High variation in camera trap-model sensitivity for surveying mammal species in northern Australia
Jaime Heiniger
A B D and Graeme Gillespie A C
A Flora and Fauna Division, Department of Land Resource Management, 25 Chung Wah Terrace, Palmerston, NT 0830, Australia.
B School of Biological Sciences, The University of Queensland, St Lucia, Qld 4072, Australia.
C School of Biosciences, The University of Melbourne, Parkville, Vic. 3010, Australia.

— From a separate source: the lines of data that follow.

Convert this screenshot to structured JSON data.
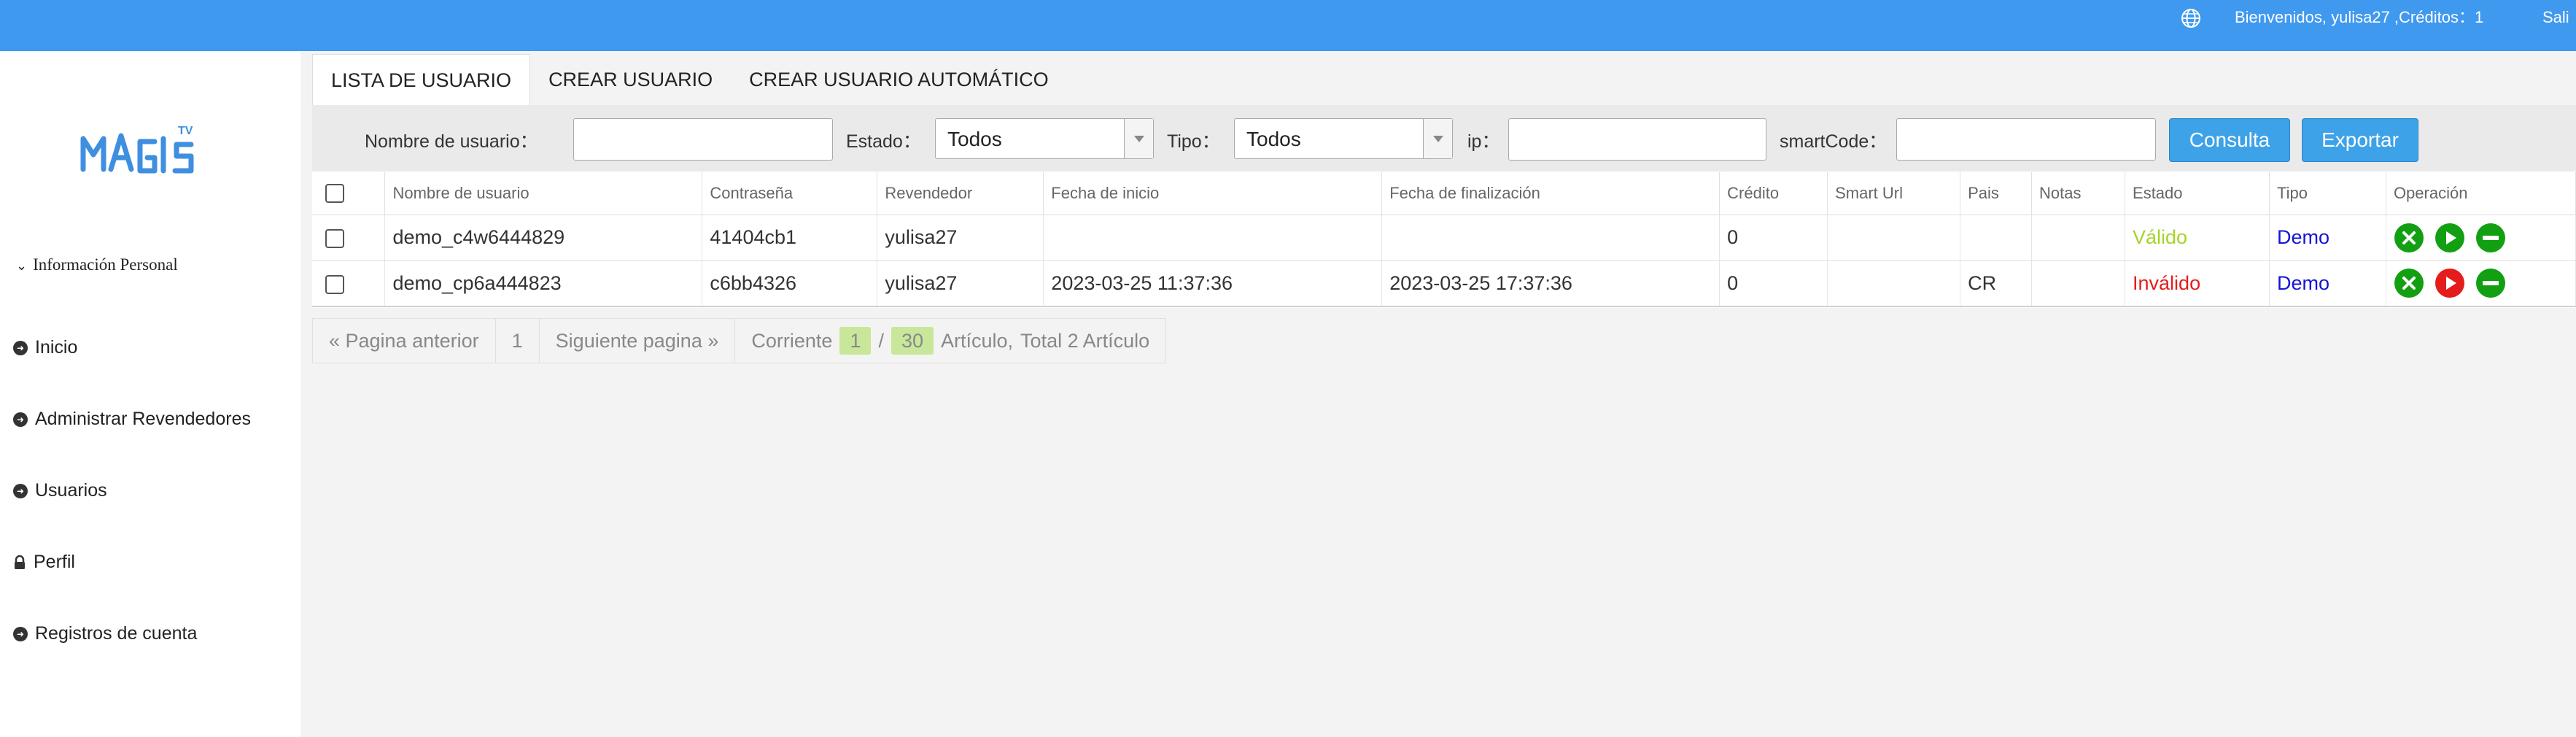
{
  "topbar": {
    "globe_icon": "globe-icon",
    "welcome": "Bienvenidos, yulisa27 ,Créditos：1",
    "logout": "Sali"
  },
  "sidebar": {
    "logo_icon": "magis-tv-logo",
    "section_title": "Información Personal",
    "items": [
      {
        "label": "Inicio",
        "icon": "arrow-circle-icon"
      },
      {
        "label": "Administrar Revendedores",
        "icon": "arrow-circle-icon"
      },
      {
        "label": "Usuarios",
        "icon": "arrow-circle-icon"
      },
      {
        "label": "Perfil",
        "icon": "lock-icon"
      },
      {
        "label": "Registros de cuenta",
        "icon": "arrow-circle-icon"
      }
    ]
  },
  "tabs": [
    {
      "label": "LISTA DE USUARIO",
      "active": true
    },
    {
      "label": "CREAR USUARIO",
      "active": false
    },
    {
      "label": "CREAR USUARIO AUTOMÁTICO",
      "active": false
    }
  ],
  "filters": {
    "username_label": "Nombre de usuario：",
    "username_value": "",
    "estado_label": "Estado：",
    "estado_value": "Todos",
    "tipo_label": "Tipo：",
    "tipo_value": "Todos",
    "ip_label": "ip：",
    "ip_value": "",
    "smartcode_label": "smartCode：",
    "smartcode_value": "",
    "consulta_label": "Consulta",
    "exportar_label": "Exportar"
  },
  "table": {
    "columns": [
      "Nombre de usuario",
      "Contraseña",
      "Revendedor",
      "Fecha de inicio",
      "Fecha de finalización",
      "Crédito",
      "Smart Url",
      "Pais",
      "Notas",
      "Estado",
      "Tipo",
      "Operación"
    ],
    "rows": [
      {
        "username": "demo_c4w6444829",
        "password": "41404cb1",
        "reseller": "yulisa27",
        "start": "",
        "end": "",
        "credit": "0",
        "smart_url": "",
        "country": "",
        "notes": "",
        "status": "Válido",
        "status_class": "valid",
        "type": "Demo",
        "play_color": "#12a012"
      },
      {
        "username": "demo_cp6a444823",
        "password": "c6bb4326",
        "reseller": "yulisa27",
        "start": "2023-03-25 11:37:36",
        "end": "2023-03-25 17:37:36",
        "credit": "0",
        "smart_url": "",
        "country": "CR",
        "notes": "",
        "status": "Inválido",
        "status_class": "invalid",
        "type": "Demo",
        "play_color": "#e41c1c"
      }
    ]
  },
  "pager": {
    "prev": "« Pagina anterior",
    "page": "1",
    "next": "Siguiente pagina »",
    "current_label": "Corriente",
    "current_page": "1",
    "sep": "/",
    "per_page": "30",
    "articulo": "Artículo,",
    "total": "Total 2 Artículo"
  },
  "colors": {
    "topbar": "#3f99ef",
    "button": "#3da2e8",
    "valid": "#a6d32a",
    "invalid": "#e41c1c",
    "type": "#1414d8",
    "op_green": "#12a012"
  }
}
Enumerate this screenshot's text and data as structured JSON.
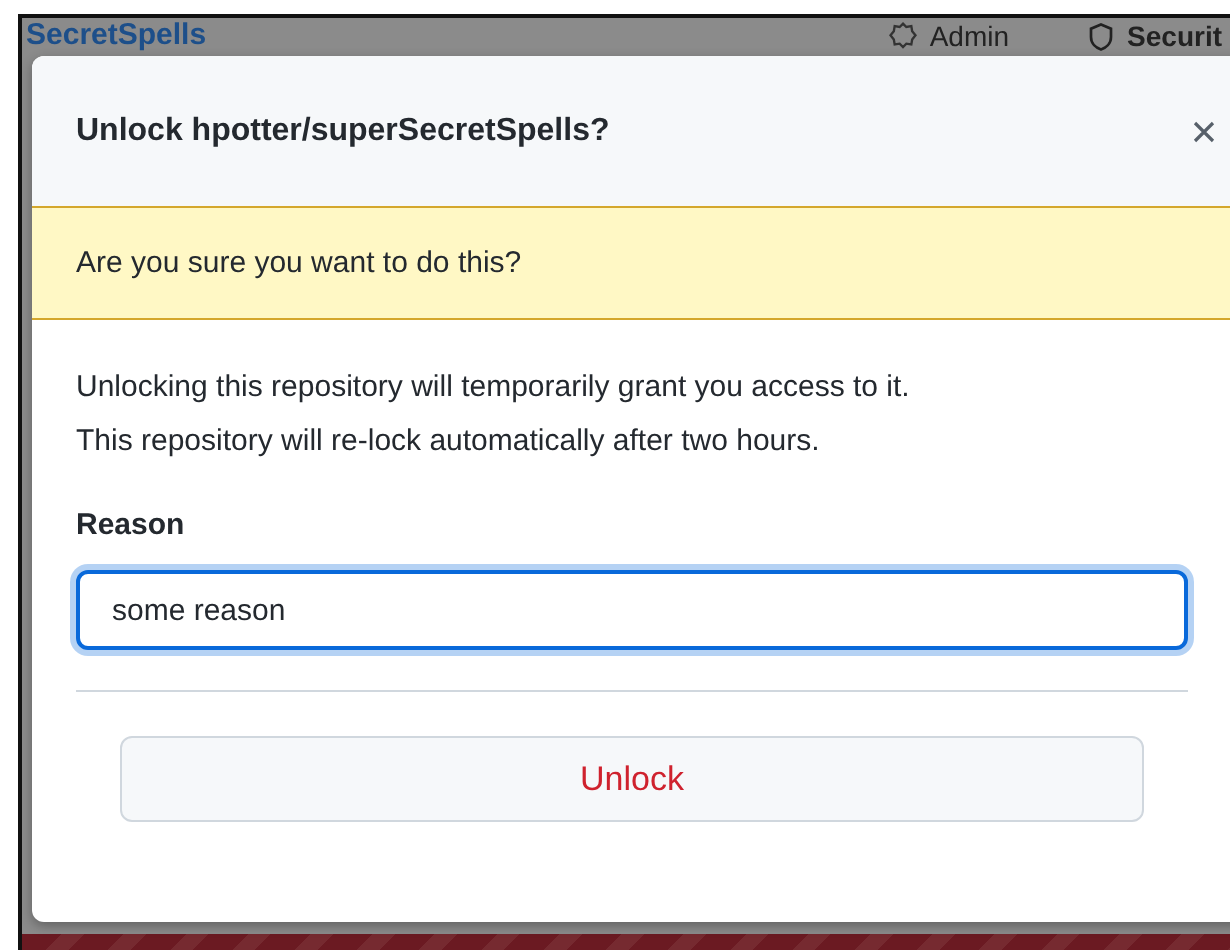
{
  "background_page": {
    "repo_name": "SecretSpells",
    "nav": [
      {
        "kind": "admin",
        "label": "Admin"
      },
      {
        "kind": "security",
        "label": "Securit"
      }
    ]
  },
  "dialog": {
    "title": "Unlock hpotter/superSecretSpells?",
    "warning": "Are you sure you want to do this?",
    "description": [
      "Unlocking this repository will temporarily grant you access to it.",
      "This repository will re-lock automatically after two hours."
    ],
    "field_label": "Reason",
    "reason_value": "some reason",
    "submit_button": "Unlock"
  }
}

D Corresponding author. Email: j.heiniger@uq.edu.au
Wildlife Research 45(7) 578-585 https://doi.org/10.1071/WR18078
Submitted: 1 May 2018 Accepted: 15 August 2018 Published: 30 October 2018
Abstract
Context: The use of camera traps as a wildlife survey tool has rapidly increased, and understanding the strengths and weaknesses of the technology is imperative to assess the degree to which research objectives are met.
Aims: We evaluated the differences in performance among three Reconyx camera-trap models, namely, a custom-modified high-sensitivity PC850, and unmodified PC850 and HC550.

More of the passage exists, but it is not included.